Chapter One: An Acoustics Primer

4. What are the characteristics of sound waves?

Sound waves can be characterized by four basic qualities (though many more are related). These are:

  • frequency
  • amplitude
  • waveshape
  • phase*

Some sound waves are periodic, in that the change from equilibrium (average atmospheric pressure) to maximum compression to maximum rarefaction back to equilibrium is repetitive. The 'round trip' back to the starting point just described is called a cycle. Periodic wave motion, regardless of its complexity, is characterized as being continuously repetitive.

Periodic motion depends on two prime factors; 1) elasticity, in that the medium being distorted returns to its original state (equilibrium), and 2) a source of energy to initiate and sustain motion. In the case of sound waves, the atmospheric pressure will return to the ambient pressure without an energy source to disturb it, and any vibrating surface will constitute an energy or excitation source.

single cycle image
CYCLE

The 'round trip' back to the starting point just described is called a cycle.

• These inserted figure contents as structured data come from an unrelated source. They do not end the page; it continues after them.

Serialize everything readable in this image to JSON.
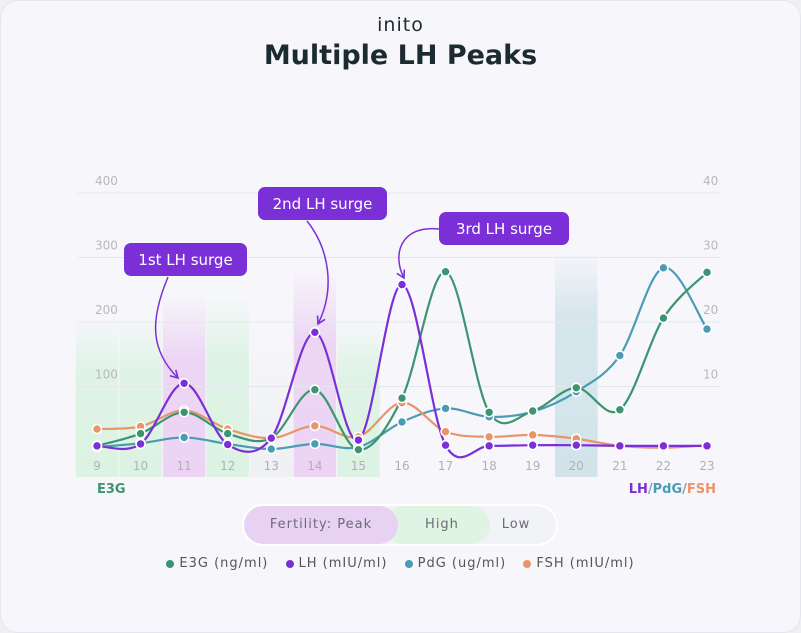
{
  "logo": "inito",
  "title": "Multiple LH Peaks",
  "colors": {
    "E3G": "#3c9471",
    "LH": "#7b2fd6",
    "PdG": "#4a9bb5",
    "FSH": "#e8956a",
    "peak_band": "#ecd3f4",
    "high_band": "#dcf3e3",
    "blue_band": "#d2e4ea"
  },
  "chart_data": {
    "type": "line",
    "x": [
      9,
      10,
      11,
      12,
      13,
      14,
      15,
      16,
      17,
      18,
      19,
      20,
      21,
      22,
      23
    ],
    "left_axis": {
      "label": "E3G",
      "ticks": [
        100,
        200,
        300,
        400
      ],
      "range": [
        0,
        400
      ]
    },
    "right_axis": {
      "label_parts": [
        "LH",
        "/",
        "PdG",
        "/",
        "FSH"
      ],
      "ticks": [
        10,
        20,
        30,
        40
      ],
      "range": [
        0,
        40
      ]
    },
    "grid": true,
    "series": [
      {
        "name": "E3G (ng/ml)",
        "axis": "left",
        "color": "#3c9471",
        "values": [
          8,
          27,
          60,
          27,
          20,
          95,
          2,
          82,
          278,
          60,
          62,
          98,
          64,
          206,
          277
        ]
      },
      {
        "name": "LH (mIU/ml)",
        "axis": "right",
        "color": "#7b2fd6",
        "values": [
          0.8,
          1.1,
          10.5,
          1.0,
          2.0,
          18.4,
          1.7,
          25.8,
          0.9,
          0.8,
          0.9,
          0.9,
          0.8,
          0.8,
          0.8
        ]
      },
      {
        "name": "PdG (ug/ml)",
        "axis": "right",
        "color": "#4a9bb5",
        "values": [
          0.6,
          1.2,
          2.1,
          1.1,
          0.3,
          1.1,
          0.6,
          4.5,
          6.6,
          5.3,
          6.1,
          9.2,
          14.8,
          28.4,
          18.9
        ]
      },
      {
        "name": "FSH (mIU/ml)",
        "axis": "right",
        "color": "#e8956a",
        "values": [
          3.4,
          3.8,
          6.3,
          3.4,
          2.0,
          3.9,
          2.2,
          7.5,
          3.0,
          2.2,
          2.5,
          1.9,
          0.8,
          0.5,
          0.9
        ]
      }
    ],
    "fertility_bands": [
      {
        "day": 9,
        "level": "High"
      },
      {
        "day": 10,
        "level": "High"
      },
      {
        "day": 11,
        "level": "Peak"
      },
      {
        "day": 12,
        "level": "High"
      },
      {
        "day": 13,
        "level": "Low"
      },
      {
        "day": 14,
        "level": "Peak"
      },
      {
        "day": 15,
        "level": "High"
      },
      {
        "day": 20,
        "level": "Other"
      }
    ],
    "annotations": [
      {
        "text": "1st LH surge",
        "day": 11
      },
      {
        "text": "2nd LH surge",
        "day": 14
      },
      {
        "text": "3rd LH surge",
        "day": 16
      }
    ],
    "legend_placement": "bottom"
  },
  "fertility_legend": {
    "peak": "Fertility: Peak",
    "high": "High",
    "low": "Low"
  }
}
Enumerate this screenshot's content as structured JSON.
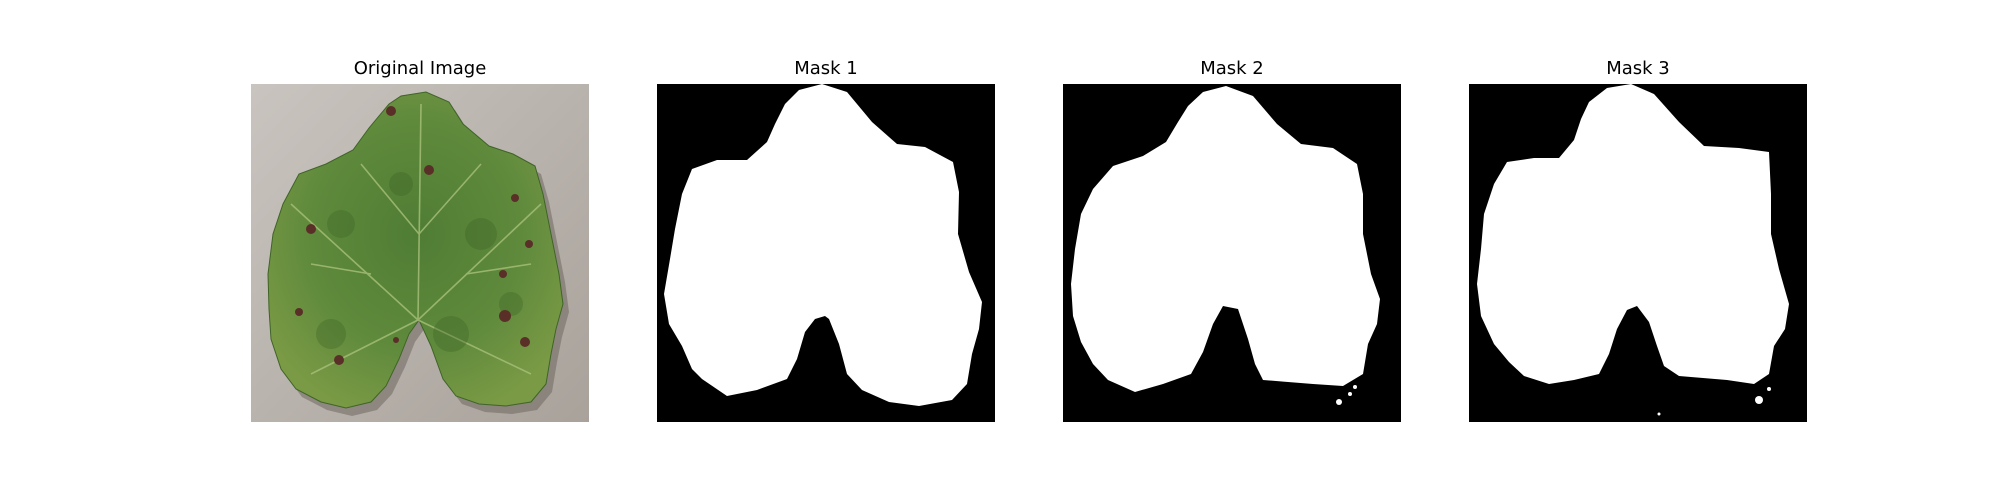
{
  "figure": {
    "background": "#ffffff",
    "panels": [
      {
        "title": "Original Image",
        "kind": "photo"
      },
      {
        "title": "Mask 1",
        "kind": "mask"
      },
      {
        "title": "Mask 2",
        "kind": "mask"
      },
      {
        "title": "Mask 3",
        "kind": "mask"
      }
    ],
    "colors": {
      "mask_background": "#000000",
      "mask_foreground": "#ffffff",
      "leaf_green": "#5f8a3c",
      "photo_background": "#bdb7b1"
    }
  }
}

A cycle is traditionally graphed as a function of time or distance.

multiple cycle measurement points
MEASUREMENT

The cycle measurement need not be taken from the zero crossing points, but can be made from any point on the wave that eventually returns to its origin.

It is possible to measure frequency in seconds per cycle or periods, but it is far more common for sound measurements to use cycles per second or simply cps. A "seconds per cycle" or period measurement is the inverse of a "cycles per second" measurement; two seconds per cycle equates to 0.5 cycles per second, and two cycles per second yields 0.5 seconds per cycle. Additionally, one hertz (abbr. Hz–note capitalization) equals 1 cycle per second...they are synonymous and interchangeable values used to convey frequency.

Hertz portrait
Hertz (Hz)

The official international (SI) measurement for cycles per second as of 1960 is the hertz, abbreviated Hz. It is named in honor of Heinrich Rudolph Hertz, a 19th-century German physicist credited with definitively proving the existence of electromagnetic waves, earlier predicted by James Maxwell, and their propagation in space as radio waves. Hertz was a student of Helmholtz, mentioned earlier in this text.

*A single waveform's phase is usually not discernible at audio rate, but becomes a factor when two or more waves of differing phase are played simultaneously, or when a single waveform is used at a very slow rate as a control signal in synthesis to create, for example, vibrato.